Developing h5py has been one of the most rewarding programming experiences I’ve had. H5py is a Python library which lets you read and write HDF5 files, which can be used to store all kinds of numerical data from bathymetry information to NASA images of Earth.
It’s also provided a number of lessons about the differences between how I perceive the software and how users actually interact with it.
One of the objects that h5py provides is a Dataset object. It represents an HDF5 dataset, which is like a big multidimensional array which lives on disk. One of the most useful aspects of h5py is that you can perform slicing or partial I/O on datasets; in other words, you can read just the parts you want instead of trying to fit the whole thing in memory. If you have a dataset which is 1000 x 1000 in shape, and you want a little 10 x 10 square somewhere in the middle, you could do e.g.:
data_out = mydataset[300:310,400:410]
H5py will communicate your selection to the HDF5 machinery and only read the 10 x 10 slice off disk. Experienced Python/NumPy users will recognize this as the standard NumPy slicing syntax, which h5py borrows for this purpose. A large amount of code in the h5py “high level” interface is dedicated to supporting this feature.

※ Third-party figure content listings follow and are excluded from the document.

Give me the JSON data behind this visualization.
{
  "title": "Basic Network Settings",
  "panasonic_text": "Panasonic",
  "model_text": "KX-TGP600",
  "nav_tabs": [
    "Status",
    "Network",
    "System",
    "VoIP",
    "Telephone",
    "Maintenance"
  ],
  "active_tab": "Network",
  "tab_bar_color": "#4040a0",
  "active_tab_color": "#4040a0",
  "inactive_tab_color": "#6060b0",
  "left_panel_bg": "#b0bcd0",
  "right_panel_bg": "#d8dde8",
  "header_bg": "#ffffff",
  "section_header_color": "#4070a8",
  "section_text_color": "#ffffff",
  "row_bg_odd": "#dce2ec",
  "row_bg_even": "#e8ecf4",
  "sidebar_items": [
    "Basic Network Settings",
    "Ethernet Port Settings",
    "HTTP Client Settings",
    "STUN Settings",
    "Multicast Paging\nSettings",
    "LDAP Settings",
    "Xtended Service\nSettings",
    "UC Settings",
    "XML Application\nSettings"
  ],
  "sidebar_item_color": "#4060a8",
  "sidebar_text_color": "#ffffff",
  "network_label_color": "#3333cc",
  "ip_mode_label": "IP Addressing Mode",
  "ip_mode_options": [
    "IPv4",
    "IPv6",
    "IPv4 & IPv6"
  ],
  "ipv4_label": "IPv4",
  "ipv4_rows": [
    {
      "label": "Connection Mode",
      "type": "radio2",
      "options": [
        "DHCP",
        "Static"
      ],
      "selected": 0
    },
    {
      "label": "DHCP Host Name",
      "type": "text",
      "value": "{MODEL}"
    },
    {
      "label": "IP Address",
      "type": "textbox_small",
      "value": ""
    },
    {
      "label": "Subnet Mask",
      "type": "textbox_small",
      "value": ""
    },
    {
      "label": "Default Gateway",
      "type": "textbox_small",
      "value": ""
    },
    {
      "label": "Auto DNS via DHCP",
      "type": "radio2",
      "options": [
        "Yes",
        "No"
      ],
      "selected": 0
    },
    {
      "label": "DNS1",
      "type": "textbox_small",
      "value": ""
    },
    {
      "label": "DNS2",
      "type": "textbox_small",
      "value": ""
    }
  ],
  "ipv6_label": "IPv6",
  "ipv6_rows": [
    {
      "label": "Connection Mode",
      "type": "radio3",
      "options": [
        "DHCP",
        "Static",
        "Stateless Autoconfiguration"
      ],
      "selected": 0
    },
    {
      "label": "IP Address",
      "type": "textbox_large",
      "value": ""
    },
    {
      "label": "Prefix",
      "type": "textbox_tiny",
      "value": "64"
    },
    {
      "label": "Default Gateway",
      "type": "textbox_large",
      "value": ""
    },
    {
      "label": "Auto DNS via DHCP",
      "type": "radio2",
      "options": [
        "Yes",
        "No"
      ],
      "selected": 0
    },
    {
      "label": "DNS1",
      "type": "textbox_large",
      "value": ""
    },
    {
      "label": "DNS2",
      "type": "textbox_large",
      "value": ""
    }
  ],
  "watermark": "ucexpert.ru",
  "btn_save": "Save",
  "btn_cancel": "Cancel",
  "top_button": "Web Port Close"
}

For historical reasons, Dataset objects in h5py also have a little wart/property named “value”, which when accessed simply reads the entire dataset from disk and dumps it into an array.
Guess which one I generally see people using.
At first I was a little irritated (especially when I got some bug reports relating to poor performance using the “value” property!), but I’m beginning to understand how some of the decisions I made encouraged people to interact with h5py like this. First, some of the earliest example code I released used “.value” to read in data. Other people developed their own code based on the h5py documentation (including the “.value” example), and posted their code online. Second, it’s not obvious to someone sitting at the IPython prompt that Dataset objects support slicing. It is obvious that they have a “.value” property. Third, using .value generally works just fine. Until, that is, you put it into a loop, or try to use it on a 200GB dataset.
Fourth, and back in the distant past, the reason .value was added in the first place, nobody knew how to read data in a scalar dataset! Do you? Create a NumPy scalar array (shape “()”) and try to get something out of it without using item(). Turns out the right way in the NumPy slicing syntax is (and this still looks bizarre to me):
data_out = mydataset[()]
So get the word out! You can slice up Dataset objects just like arrays! Free yourself from .value and the chains of the past!